PigStorage - defines delimiter of columns
as - describe the data structure
2. foreach -> very common statement to loop through the objects inside a tuple in a relation (think tuple as a record inside a table and relation is like a database table)
example -
y = foreach x generate $0.. ;
this will give you all columns in the relation in 'x'
y = foreach x generate $0..$4;
this will give you 1st to 5th columns in the relation in 'x'
you can perform computations and apply any business logic on the columns inside foreach statement
example -
y = foreach x generate $0*10 as A, $1/10 as B, $3..;
multiply $0 with 10 or divide $1 with 10 and get all the rest of the columns as is.
or you can do like this..
y = foreach x generate $0*$1 as B, $2..;
You can apply string, math and other functions on the columns (like flatten, TOKENIZE, split etc..) on the columns inside foreach..

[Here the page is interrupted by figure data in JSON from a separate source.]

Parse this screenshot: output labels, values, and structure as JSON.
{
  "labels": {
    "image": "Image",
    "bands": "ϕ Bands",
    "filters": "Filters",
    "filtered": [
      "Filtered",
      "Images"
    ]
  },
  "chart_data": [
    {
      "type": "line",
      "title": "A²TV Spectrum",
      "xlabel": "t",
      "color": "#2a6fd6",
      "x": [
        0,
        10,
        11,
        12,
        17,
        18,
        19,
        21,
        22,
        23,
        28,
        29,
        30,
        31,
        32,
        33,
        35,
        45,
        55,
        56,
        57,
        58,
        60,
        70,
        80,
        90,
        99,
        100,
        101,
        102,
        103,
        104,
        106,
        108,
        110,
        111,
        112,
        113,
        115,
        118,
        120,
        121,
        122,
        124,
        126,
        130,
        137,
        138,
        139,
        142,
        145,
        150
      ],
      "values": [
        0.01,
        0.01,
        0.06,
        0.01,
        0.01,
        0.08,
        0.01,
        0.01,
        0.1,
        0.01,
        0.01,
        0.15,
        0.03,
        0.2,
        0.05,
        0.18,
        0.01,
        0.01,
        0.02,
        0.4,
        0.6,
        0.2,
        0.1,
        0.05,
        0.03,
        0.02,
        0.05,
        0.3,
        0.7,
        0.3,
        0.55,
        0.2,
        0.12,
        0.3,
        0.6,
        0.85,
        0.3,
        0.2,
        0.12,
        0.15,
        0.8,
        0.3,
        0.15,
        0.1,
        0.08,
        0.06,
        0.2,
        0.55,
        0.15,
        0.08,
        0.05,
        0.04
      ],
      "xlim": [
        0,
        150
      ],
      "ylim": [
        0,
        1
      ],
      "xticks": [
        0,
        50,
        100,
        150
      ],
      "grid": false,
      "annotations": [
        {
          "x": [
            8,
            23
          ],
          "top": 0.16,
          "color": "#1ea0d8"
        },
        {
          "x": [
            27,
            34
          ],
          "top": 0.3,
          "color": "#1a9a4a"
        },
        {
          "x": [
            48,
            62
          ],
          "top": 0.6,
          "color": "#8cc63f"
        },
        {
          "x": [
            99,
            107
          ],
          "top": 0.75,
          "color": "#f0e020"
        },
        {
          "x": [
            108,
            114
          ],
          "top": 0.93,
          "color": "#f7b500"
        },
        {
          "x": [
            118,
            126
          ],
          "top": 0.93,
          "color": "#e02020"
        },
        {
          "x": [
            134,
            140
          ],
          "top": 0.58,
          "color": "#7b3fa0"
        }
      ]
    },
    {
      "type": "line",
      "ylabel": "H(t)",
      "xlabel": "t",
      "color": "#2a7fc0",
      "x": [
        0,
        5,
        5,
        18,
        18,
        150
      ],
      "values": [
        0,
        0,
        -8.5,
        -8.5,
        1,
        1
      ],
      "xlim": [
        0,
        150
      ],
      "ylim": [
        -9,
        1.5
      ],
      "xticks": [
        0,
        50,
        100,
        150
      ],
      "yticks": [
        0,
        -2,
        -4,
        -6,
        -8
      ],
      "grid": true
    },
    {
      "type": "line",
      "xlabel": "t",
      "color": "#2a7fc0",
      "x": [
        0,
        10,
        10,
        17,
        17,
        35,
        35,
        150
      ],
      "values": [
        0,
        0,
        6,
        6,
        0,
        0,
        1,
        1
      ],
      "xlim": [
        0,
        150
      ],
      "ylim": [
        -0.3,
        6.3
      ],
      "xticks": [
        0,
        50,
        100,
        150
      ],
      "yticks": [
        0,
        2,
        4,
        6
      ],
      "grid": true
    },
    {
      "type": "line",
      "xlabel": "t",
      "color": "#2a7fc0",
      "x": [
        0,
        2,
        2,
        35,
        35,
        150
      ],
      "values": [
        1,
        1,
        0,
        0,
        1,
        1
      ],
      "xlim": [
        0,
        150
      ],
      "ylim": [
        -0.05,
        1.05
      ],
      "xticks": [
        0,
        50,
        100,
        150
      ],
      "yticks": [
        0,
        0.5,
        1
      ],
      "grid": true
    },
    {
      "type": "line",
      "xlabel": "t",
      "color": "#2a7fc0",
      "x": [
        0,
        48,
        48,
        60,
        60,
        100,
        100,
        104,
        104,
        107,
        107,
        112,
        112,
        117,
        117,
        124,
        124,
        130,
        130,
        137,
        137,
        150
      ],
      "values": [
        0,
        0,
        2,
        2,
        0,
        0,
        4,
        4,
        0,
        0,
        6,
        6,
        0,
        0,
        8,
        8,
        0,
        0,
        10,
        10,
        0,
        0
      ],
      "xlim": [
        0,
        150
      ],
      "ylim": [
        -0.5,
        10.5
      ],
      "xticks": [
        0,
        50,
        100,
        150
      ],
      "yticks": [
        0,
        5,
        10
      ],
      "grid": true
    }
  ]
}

3. group by - you group the tuples by one or more field in the relation
z = group y by $0;
This will group 'y' by column $0
4. Aggregate operations -
we can perform aggregate operations like SUM, COUNT, MIN, MAX on the grouped result
L = foreach z generate group as <alias>, SUM($1) as <alias>;
"generate" statement will be followed by "group" keyword in aggregate statements. But you can add alias column to this with "as" statement
5. dump/store - to output to console and store to file..
dump L;
store L into <path> using PigStorage('delimiter'); --- PigStorage is optional for setting your own delimiter
6. Describe -- describes the data structure of a relation
describe X;